The prophet Micah and his commentator Rabbi David Qimhi tell us that the Messiah, born in Bethlehem, will be of eternal origins and therefore is El - God:
"But you, Bethlehem Ephrathah, though you are little among the thousands of Judah, yet out of you shall come forth to Me the One to be Ruler in Israel, whose goings forth are from of old, from everlasting." (Mic 5:2)
"It will be said in the Messianic age that his 'origins are from old, from ancient time;' 'from Bethlehem' means that he will be of the house of David, because there is a long period of time between David and the Messiah-King; and he is El (God), which is how he is 'from old, from ancient times.'" (Qimhi on Mic 5:2)
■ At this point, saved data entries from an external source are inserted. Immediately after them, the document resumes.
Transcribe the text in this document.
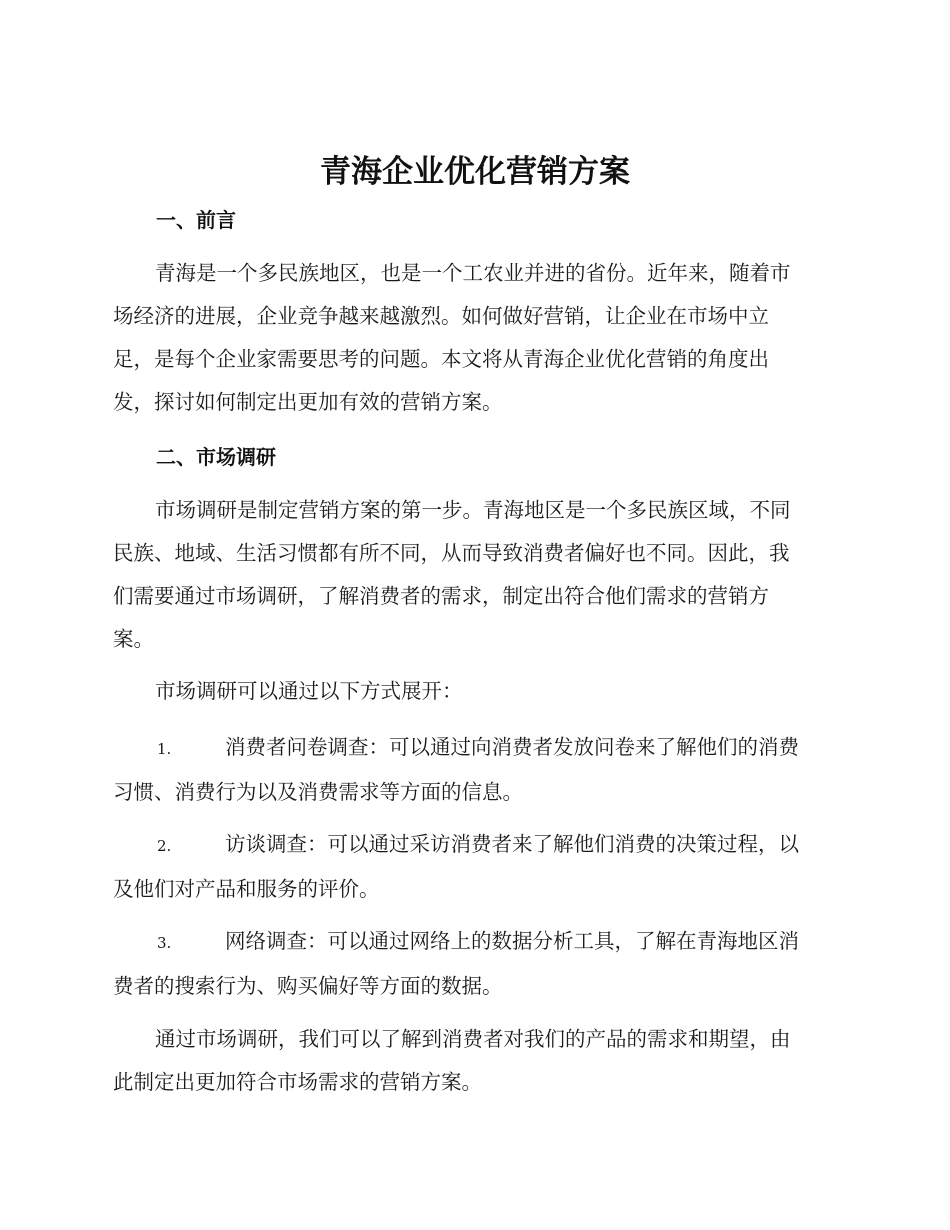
青海企业优化营销方案
一、前言

青海是一个多民族地区，也是一个工农业并进的省份。近年来，随着市
场经济的进展，企业竞争越来越激烈。如何做好营销，让企业在市场中立
足，是每个企业家需要思考的问题。本文将从青海企业优化营销的角度出
发，探讨如何制定出更加有效的营销方案。

二、市场调研

市场调研是制定营销方案的第一步。青海地区是一个多民族区域，不同
民族、地域、生活习惯都有所不同，从而导致消费者偏好也不同。因此，我
们需要通过市场调研，了解消费者的需求，制定出符合他们需求的营销方
案。

市场调研可以通过以下方式展开：

1.	消费者问卷调查：可以通过向消费者发放问卷来了解他们的消费
习惯、消费行为以及消费需求等方面的信息。
2.	访谈调查：可以通过采访消费者来了解他们消费的决策过程，以
及他们对产品和服务的评价。
3.	网络调查：可以通过网络上的数据分析工具，了解在青海地区消
费者的搜索行为、购买偏好等方面的数据。

通过市场调研，我们可以了解到消费者对我们的产品的需求和期望，由
此制定出更加符合市场需求的营销方案。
In addition, God Himself, speaking through Zechariah, tells us that the house of David and the inhabitants of Jerusalem will "look on Me whom they have pierced." How can one "pierce God" - unless He were of flesh and blood?
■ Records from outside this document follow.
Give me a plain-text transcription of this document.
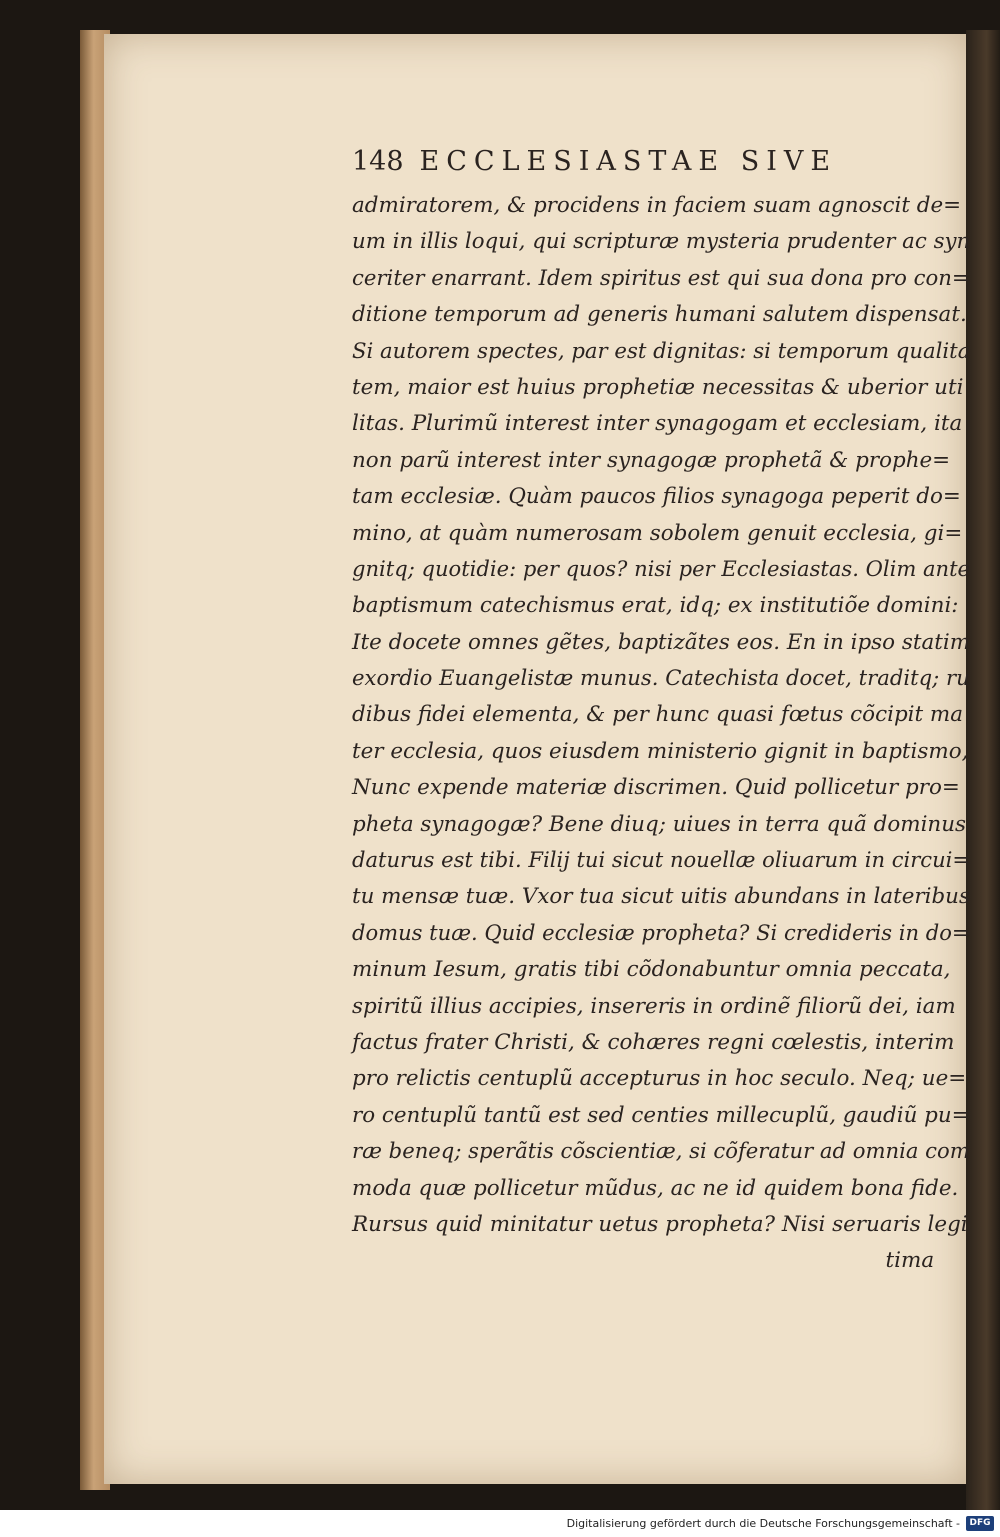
148 ECCLESIASTAE SIVE
admiratorem, & procidens in faciem suam agnoscit de=
um in illis loqui, qui scripturæ mysteria prudenter ac syn
ceriter enarrant. Idem spiritus est qui sua dona pro con=
ditione temporum ad generis humani salutem dispensat.
Si autorem spectes, par est dignitas: si temporum qualita
tem, maior est huius prophetiæ necessitas & uberior uti
litas. Plurimũ interest inter synagogam et ecclesiam, ita
non parũ interest inter synagogæ prophetã & prophe=
tam ecclesiæ. Quàm paucos filios synagoga peperit do=
mino, at quàm numerosam sobolem genuit ecclesia, gi=
gnitq; quotidie: per quos? nisi per Ecclesiastas. Olim ante
baptismum catechismus erat, idq; ex institutiõe domini:
Ite docete omnes gẽtes, baptizãtes eos. En in ipso statim
exordio Euangelistæ munus. Catechista docet, traditq; ru
dibus fidei elementa, & per hunc quasi fœtus cõcipit ma
ter ecclesia, quos eiusdem ministerio gignit in baptismo,
Nunc expende materiæ discrimen. Quid pollicetur pro=
pheta synagogæ? Bene diuq; uiues in terra quã dominus
daturus est tibi. Filij tui sicut nouellæ oliuarum in circui=
tu mensæ tuæ. Vxor tua sicut uitis abundans in lateribus
domus tuæ. Quid ecclesiæ propheta? Si credideris in do=
minum Iesum, gratis tibi cõdonabuntur omnia peccata,
spiritũ illius accipies, insereris in ordinẽ filiorũ dei, iam
factus frater Christi, & cohæres regni cœlestis, interim
pro relictis centuplũ accepturus in hoc seculo. Neq; ue=
ro centuplũ tantũ est sed centies millecuplũ, gaudiũ pu=
ræ beneq; sperãtis cõscientiæ, si cõferatur ad omnia com
moda quæ pollicetur mũdus, ac ne id quidem bona fide.
Rursus quid minitatur uetus propheta? Nisi seruaris legi
tima
Digitalisierung gefördert durch die Deutsche Forschungsgemeinschaft -	DFG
"And I will pour on the house of David and on the inhabitants of Jerusalem the Spirit of grace and supplication; then they will look on Me whom they have pierced. Yes, they will mourn for Him as one mourns for his only son, and grieve for Him as one grieves for a firstborn." (Zech. 12:10, cf. Jn 19:37)
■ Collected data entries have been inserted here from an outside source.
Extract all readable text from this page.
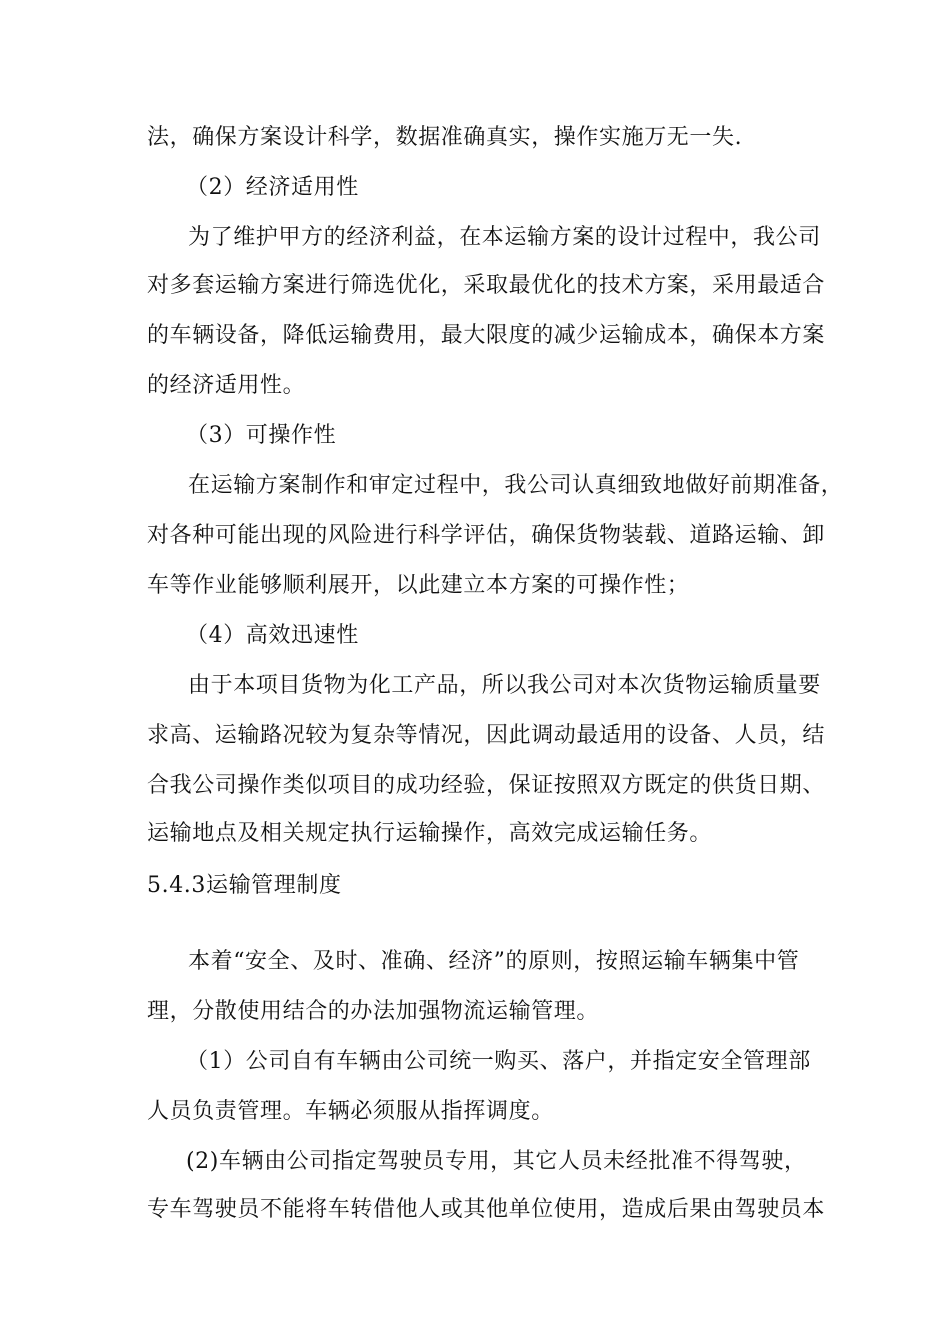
法，确保方案设计科学，数据准确真实，操作实施万无一失.
（2）经济适用性
为了维护甲方的经济利益，在本运输方案的设计过程中，我公司
对多套运输方案进行筛选优化，采取最优化的技术方案，采用最适合
的车辆设备，降低运输费用，最大限度的减少运输成本，确保本方案
的经济适用性。
（3）可操作性
在运输方案制作和审定过程中，我公司认真细致地做好前期准备，
对各种可能出现的风险进行科学评估，确保货物装载、道路运输、卸
车等作业能够顺利展开，以此建立本方案的可操作性；
（4）高效迅速性
由于本项目货物为化工产品，所以我公司对本次货物运输质量要
求高、运输路况较为复杂等情况，因此调动最适用的设备、人员，结
合我公司操作类似项目的成功经验，保证按照双方既定的供货日期、
运输地点及相关规定执行运输操作，高效完成运输任务。
5.4.3运输管理制度
本着“安全、及时、准确、经济”的原则，按照运输车辆集中管
理，分散使用结合的办法加强物流运输管理。
（1）公司自有车辆由公司统一购买、落户，并指定安全管理部
人员负责管理。车辆必须服从指挥调度。
(2)车辆由公司指定驾驶员专用，其它人员未经批准不得驾驶，
专车驾驶员不能将车转借他人或其他单位使用，造成后果由驾驶员本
The book of Daniel reveals "one like a son of man" who reigns over the whole world and whom all people serve.
"…behold, with the clouds of heaven there came one like a son of man, and he came to the Ancient of Days and was presented before him. And to him was given dominion and glory and kingdom, that all peoples, nations, and languages should serve him; his dominion is an everlasting dominion, which shall not pass away, and his kingdom one that shall not be destroyed." (Dan 7:13-14)
The apocryphal book of Enoch also presents the Messiah and Son of Man as pre-existent before the creation of the world:
And at that hour that Son of Man was named In the presence of the Lord of Spirits, and his name before the Head of Days. Yea, before the sun and the signs were created, before the stars of the heaven were made, His name was named before the Lord of Spirits. He shall be a staff to the righteous whereon to stay themselves and not fall, and he shall be the light of the Gentiles, and the hope of those who are troubled of heart. All who dwell on earth shall fall down and worship before him, and will praise and bless and celebrate with song the Lord of Spirits. And for this reason hath he been chosen and hidden before Him, before the creation of the world and for evermore. (1 Enoch 48:2-6)
Finally, consider Ezekiel's terrifying vision of the glory of the Lord - appearing as a man seated on a throne:
And above the firmament over their heads was the likeness of a throne, in appearance like a sapphire stone; on the likeness of the throne was a likeness with the appearance of a man high above it. Also from the appearance of His waist and upward I saw, as it were, the color of amber with the appearance of fire all around within it; and from the appearance of His waist and downward I saw, as it were, the appearance of fire with brightness all around... This was the appearance of the likeness of the glory of the LORD. (Ezek 1:26-28)
In conclusion, we can see that the Old Testament and Jewish literature are replete with imagery where God indeed appears as man and where the Messiah is portrayed as divine Son of God. The New Testament authors and Church Fathers, therefore, did not innovate this concept but drew from an established tradition that already existed in previous Jewish sources and continued to develop in some streams of Judaism well into the Middle Ages.